It’s not often you see the conductor at an orchestral concert take one step off the podium to get closer to his musicians.

But that wasn’t the extent of Andris Nelsons’s choreography on the platform at this appearance. It included a hands-on-hips shimmy to encourage a dance episode and some freestyle arm-waving with the baton (or without it). As they say in these parts, it could have had someone’s eye out.

These amusements aside, we were witnessing part of a meteoric flight by a conductor whose appointment as the next musical director of the Boston Symphony Orchestra confirms him as world-class.

The resident conductor of the City of Birmingham Symphony Orchestra, Latvian Nelsons has also been guest-conducting a Brahms cycle in London with the Philharmonia, at which this was an out-of-town peek.

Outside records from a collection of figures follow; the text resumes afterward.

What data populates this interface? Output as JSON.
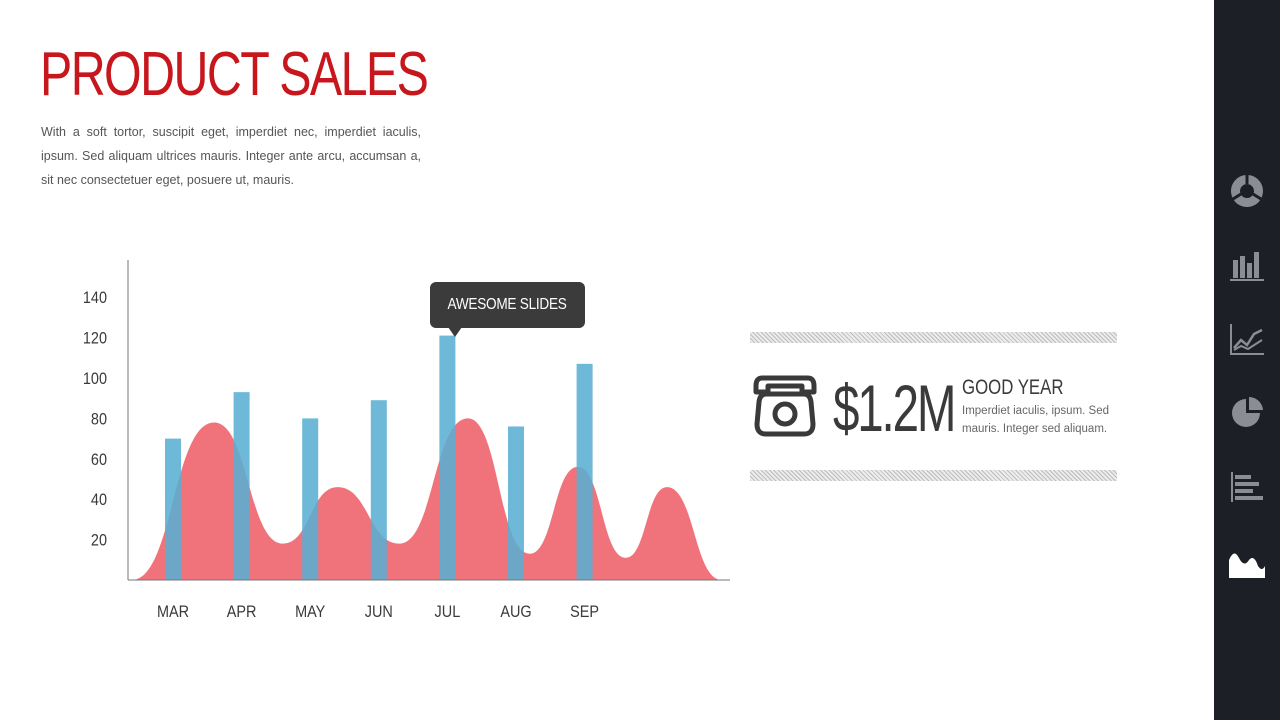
{
  "slide": {
    "title": "PRODUCT SALES",
    "description": "With a soft tortor, suscipit eget, imperdiet nec, imperdiet iaculis, ipsum. Sed aliquam ultrices mauris. Integer ante arcu, accumsan a, sit nec consectetuer eget, posuere ut, mauris."
  },
  "callout": {
    "text": "AWESOME SLIDES"
  },
  "stat": {
    "value": "$1.2M",
    "heading": "GOOD YEAR",
    "text": "Imperdiet iaculis, ipsum. Sed mauris. Integer sed aliquam.",
    "icon": "telephone-icon"
  },
  "sidebar": {
    "icons": [
      "donut-chart-icon",
      "bar-chart-icon",
      "line-chart-icon",
      "pie-chart-icon",
      "horizontal-bar-chart-icon",
      "area-chart-icon"
    ],
    "active_index": 5,
    "active_color": "#ffffff",
    "inactive_color": "#8a8d92"
  },
  "colors": {
    "accent": "#c8161d",
    "bar": "#5aaed3",
    "area": "#ef6770"
  },
  "chart_data": {
    "type": "bar",
    "categories": [
      "MAR",
      "APR",
      "MAY",
      "JUN",
      "JUL",
      "AUG",
      "SEP"
    ],
    "yticks": [
      20,
      40,
      60,
      80,
      100,
      120,
      140
    ],
    "ylim": [
      0,
      160
    ],
    "series": [
      {
        "type": "bar",
        "values": [
          70,
          93,
          80,
          89,
          121,
          76,
          107
        ]
      },
      {
        "type": "area",
        "x": [
          -0.6,
          0.6,
          1.6,
          2.4,
          3.3,
          4.3,
          5.2,
          5.9,
          6.6,
          7.2,
          8.0
        ],
        "y": [
          0,
          78,
          18,
          46,
          18,
          80,
          13,
          56,
          11,
          46,
          0
        ]
      }
    ],
    "annotations": [
      {
        "text": "AWESOME SLIDES",
        "category": "JUL"
      }
    ]
  }
}
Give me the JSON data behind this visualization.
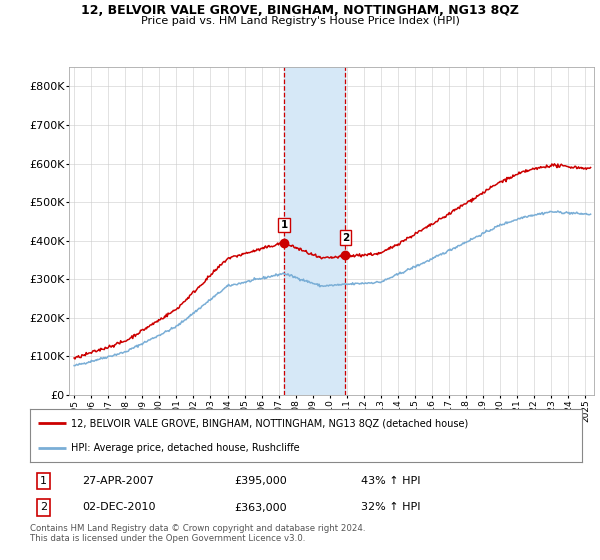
{
  "title": "12, BELVOIR VALE GROVE, BINGHAM, NOTTINGHAM, NG13 8QZ",
  "subtitle": "Price paid vs. HM Land Registry's House Price Index (HPI)",
  "ylim": [
    0,
    850000
  ],
  "yticks": [
    0,
    100000,
    200000,
    300000,
    400000,
    500000,
    600000,
    700000,
    800000
  ],
  "ytick_labels": [
    "£0",
    "£100K",
    "£200K",
    "£300K",
    "£400K",
    "£500K",
    "£600K",
    "£700K",
    "£800K"
  ],
  "sale1_date": 2007.32,
  "sale1_price": 395000,
  "sale2_date": 2010.92,
  "sale2_price": 363000,
  "line_color_red": "#cc0000",
  "line_color_blue": "#7aaed6",
  "shade_color": "#d6e8f7",
  "dashed_color": "#cc0000",
  "legend_label_red": "12, BELVOIR VALE GROVE, BINGHAM, NOTTINGHAM, NG13 8QZ (detached house)",
  "legend_label_blue": "HPI: Average price, detached house, Rushcliffe",
  "table_row1": [
    "1",
    "27-APR-2007",
    "£395,000",
    "43% ↑ HPI"
  ],
  "table_row2": [
    "2",
    "02-DEC-2010",
    "£363,000",
    "32% ↑ HPI"
  ],
  "footer": "Contains HM Land Registry data © Crown copyright and database right 2024.\nThis data is licensed under the Open Government Licence v3.0.",
  "xlim_start": 1994.7,
  "xlim_end": 2025.5,
  "xtick_years": [
    1995,
    1996,
    1997,
    1998,
    1999,
    2000,
    2001,
    2002,
    2003,
    2004,
    2005,
    2006,
    2007,
    2008,
    2009,
    2010,
    2011,
    2012,
    2013,
    2014,
    2015,
    2016,
    2017,
    2018,
    2019,
    2020,
    2021,
    2022,
    2023,
    2024,
    2025
  ]
}
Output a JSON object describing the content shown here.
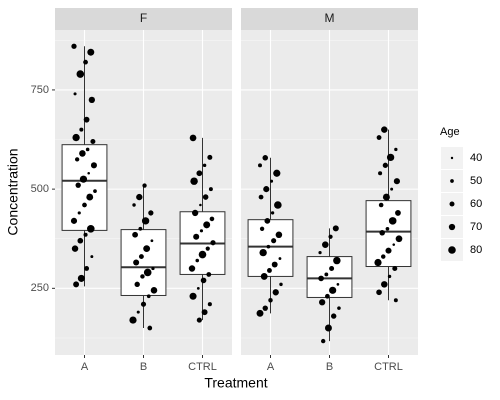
{
  "chart_data": [
    {
      "type": "box",
      "title": "F",
      "xlabel": "Treatment",
      "ylabel": "Concentration",
      "categories": [
        "A",
        "B",
        "CTRL"
      ],
      "ylim": [
        82,
        901
      ],
      "yticks": [
        250,
        500,
        750
      ],
      "minor_yticks": [
        125,
        375,
        625,
        875
      ],
      "grid": true,
      "box_fill": "#ffffff",
      "point_color": "#000000",
      "boxes": [
        {
          "low": 255,
          "q1": 396,
          "median": 521,
          "q3": 612,
          "high": 860
        },
        {
          "low": 150,
          "q1": 232,
          "median": 303,
          "q3": 398,
          "high": 509
        },
        {
          "low": 170,
          "q1": 285,
          "median": 363,
          "q3": 443,
          "high": 629
        }
      ],
      "points": [
        {
          "values": [
            860,
            845,
            820,
            790,
            740,
            725,
            675,
            650,
            630,
            620,
            600,
            590,
            575,
            560,
            540,
            525,
            510,
            495,
            480,
            460,
            440,
            420,
            400,
            385,
            370,
            350,
            330,
            300,
            275,
            260
          ],
          "ages": [
            62,
            75,
            58,
            80,
            45,
            70,
            66,
            52,
            78,
            60,
            49,
            72,
            55,
            68,
            41,
            77,
            63,
            50,
            74,
            58,
            46,
            69,
            80,
            53,
            65,
            71,
            44,
            59,
            76,
            67
          ]
        },
        {
          "values": [
            509,
            480,
            460,
            440,
            420,
            400,
            385,
            370,
            350,
            330,
            315,
            300,
            290,
            280,
            260,
            245,
            230,
            210,
            190,
            170,
            150
          ],
          "ages": [
            55,
            70,
            48,
            62,
            78,
            51,
            66,
            43,
            74,
            59,
            68,
            47,
            80,
            56,
            63,
            72,
            50,
            61,
            45,
            77,
            58
          ]
        },
        {
          "values": [
            629,
            580,
            560,
            540,
            520,
            500,
            480,
            460,
            440,
            425,
            410,
            395,
            380,
            365,
            350,
            335,
            320,
            300,
            285,
            270,
            250,
            230,
            210,
            190,
            170
          ],
          "ages": [
            73,
            60,
            48,
            66,
            79,
            52,
            64,
            41,
            70,
            57,
            75,
            46,
            68,
            62,
            54,
            80,
            49,
            71,
            58,
            65,
            43,
            76,
            53,
            67,
            61
          ]
        }
      ]
    },
    {
      "type": "box",
      "title": "M",
      "categories": [
        "A",
        "B",
        "CTRL"
      ],
      "ylim": [
        82,
        901
      ],
      "yticks": [
        250,
        500,
        750
      ],
      "minor_yticks": [
        125,
        375,
        625,
        875
      ],
      "grid": true,
      "box_fill": "#ffffff",
      "point_color": "#000000",
      "boxes": [
        {
          "low": 187,
          "q1": 280,
          "median": 355,
          "q3": 423,
          "high": 579
        },
        {
          "low": 117,
          "q1": 227,
          "median": 275,
          "q3": 330,
          "high": 401
        },
        {
          "low": 220,
          "q1": 305,
          "median": 393,
          "q3": 471,
          "high": 650
        }
      ],
      "points": [
        {
          "values": [
            579,
            560,
            540,
            520,
            500,
            480,
            460,
            440,
            420,
            400,
            385,
            370,
            355,
            340,
            325,
            310,
            295,
            280,
            260,
            240,
            220,
            200,
            187
          ],
          "ages": [
            64,
            52,
            77,
            45,
            69,
            58,
            80,
            47,
            66,
            55,
            72,
            61,
            50,
            78,
            43,
            67,
            59,
            74,
            48,
            70,
            56,
            63,
            75
          ]
        },
        {
          "values": [
            401,
            380,
            360,
            340,
            320,
            300,
            285,
            275,
            260,
            245,
            230,
            215,
            200,
            180,
            150,
            117
          ],
          "ages": [
            68,
            54,
            72,
            46,
            79,
            60,
            51,
            65,
            42,
            77,
            58,
            70,
            49,
            63,
            75,
            55
          ]
        },
        {
          "values": [
            650,
            630,
            600,
            580,
            560,
            540,
            520,
            500,
            480,
            460,
            440,
            420,
            400,
            390,
            375,
            360,
            345,
            330,
            315,
            300,
            280,
            260,
            240,
            220
          ],
          "ages": [
            71,
            59,
            47,
            78,
            62,
            53,
            69,
            44,
            75,
            57,
            66,
            80,
            50,
            64,
            73,
            41,
            68,
            56,
            77,
            60,
            48,
            72,
            65,
            52
          ]
        }
      ],
      "size_legend": {
        "title": "Age",
        "values": [
          40,
          50,
          60,
          70,
          80
        ]
      }
    }
  ]
}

One rarely hears the Academic Festival Overture performed with such a sense of something worth being rolled out in the interests of revealing its constituent merits. Plodding or rushed it was not.

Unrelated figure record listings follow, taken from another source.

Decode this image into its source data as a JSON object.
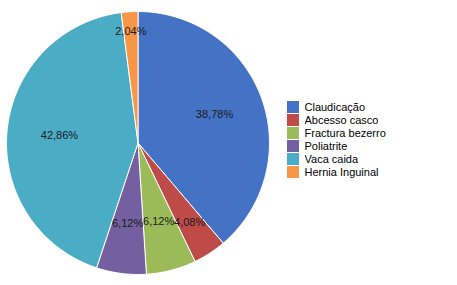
{
  "chart_data": {
    "type": "pie",
    "categories": [
      "Claudicação",
      "Abcesso casco",
      "Fractura bezerro",
      "Poliatrite",
      "Vaca caida",
      "Hernia Inguinal"
    ],
    "values": [
      38.78,
      4.08,
      6.12,
      6.12,
      42.86,
      2.04
    ],
    "value_labels": [
      "38,78%",
      "4,08%",
      "6,12%",
      "6,12%",
      "42,86%",
      "2,04%"
    ],
    "colors": [
      "#4472C4",
      "#BE4B48",
      "#9BBB59",
      "#7460A0",
      "#4BACC6",
      "#F79646"
    ],
    "data_labels": true,
    "legend": "right"
  }
}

The same with the Violin Concerto, its solo line played with unerring sympathy and a consistently singing tone by Christian Tetzlaff, another who is one of the best around. Neither soloist nor conductor compromised on the music’s emotions or its logical structure.

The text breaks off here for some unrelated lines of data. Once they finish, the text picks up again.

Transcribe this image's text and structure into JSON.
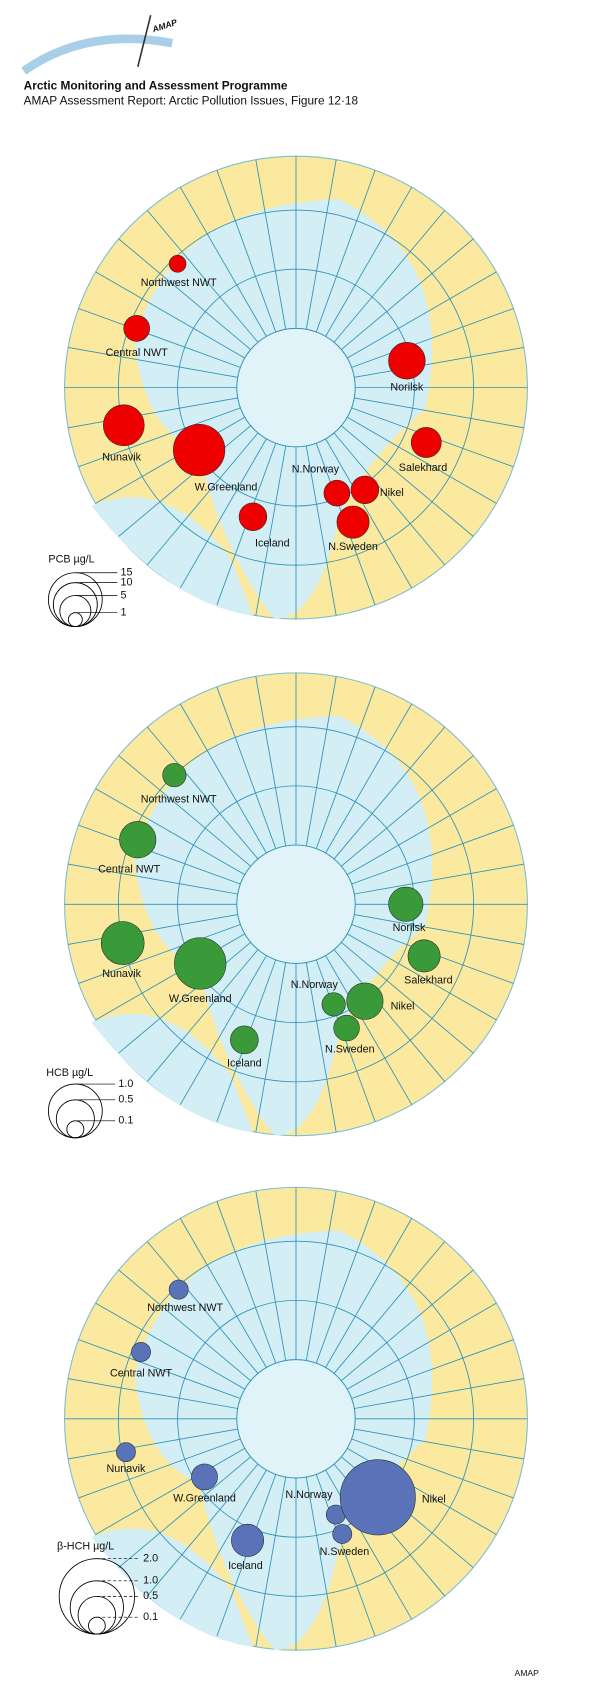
{
  "header": {
    "logo": "AMAP",
    "title": "Arctic Monitoring and Assessment Programme",
    "subtitle": "AMAP Assessment Report: Arctic Pollution Issues, Figure 12·18"
  },
  "maps": [
    {
      "legend_title": "PCB µg/L",
      "color": "#ee0000",
      "legend_ticks": [
        15,
        10,
        5,
        1
      ],
      "sites": [
        {
          "name": "Northwest NWT",
          "value": 1.5
        },
        {
          "name": "Central NWT",
          "value": 3.5
        },
        {
          "name": "Nunavik",
          "value": 8.7
        },
        {
          "name": "W.Greenland",
          "value": 13.8
        },
        {
          "name": "Iceland",
          "value": 4
        },
        {
          "name": "Norilsk",
          "value": 7
        },
        {
          "name": "Salekhard",
          "value": 4.7
        },
        {
          "name": "N.Norway",
          "value": 3.5
        },
        {
          "name": "Nikel",
          "value": 4
        },
        {
          "name": "N.Sweden",
          "value": 5.4
        }
      ]
    },
    {
      "legend_title": "HCB µg/L",
      "color": "#3a9a3a",
      "legend_ticks": [
        {
          "value": 1,
          "label": "1.0"
        },
        0.5,
        0.1
      ],
      "sites": [
        {
          "name": "Northwest NWT",
          "value": 0.19
        },
        {
          "name": "Central NWT",
          "value": 0.46
        },
        {
          "name": "Nunavik",
          "value": 0.64
        },
        {
          "name": "W.Greenland",
          "value": 0.92
        },
        {
          "name": "Iceland",
          "value": 0.27
        },
        {
          "name": "Norilsk",
          "value": 0.41
        },
        {
          "name": "Salekhard",
          "value": 0.36
        },
        {
          "name": "N.Norway",
          "value": 0.19
        },
        {
          "name": "Nikel",
          "value": 0.46
        },
        {
          "name": "N.Sweden",
          "value": 0.23
        }
      ]
    },
    {
      "legend_title": "β-HCH µg/L",
      "color": "#5a72b8",
      "legend_ticks": [
        {
          "value": 2,
          "label": "2.0"
        },
        {
          "value": 1,
          "label": "1.0"
        },
        0.5,
        0.1
      ],
      "sites": [
        {
          "name": "Northwest NWT",
          "value": 0.13
        },
        {
          "name": "Central NWT",
          "value": 0.13
        },
        {
          "name": "Nunavik",
          "value": 0.13
        },
        {
          "name": "W.Greenland",
          "value": 0.24
        },
        {
          "name": "Iceland",
          "value": 0.37
        },
        {
          "name": "N.Norway",
          "value": 0.13
        },
        {
          "name": "Nikel",
          "value": 2
        },
        {
          "name": "N.Sweden",
          "value": 0.13
        }
      ]
    }
  ],
  "footer": "AMAP"
}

The Second Symphony might be Brahms ostensibly at peace with himself but only inspired playing and conducting can bring out its darker hues, however short-lived. The intensity and precision, and therefore the clarity, of the performance by an aristocratic orchestra were faultless. Nelsons goes for the unswerving every time, and it shows.

The concert was the latest in the Hall's International Series, the highlight of its annual offering of music. Next up is the period-instrument band Florilegium and its choir on March 13. The Philharmonia returns on April 4 under Edward Gardner and with cellist Natalie Clein in the Elgar concerto.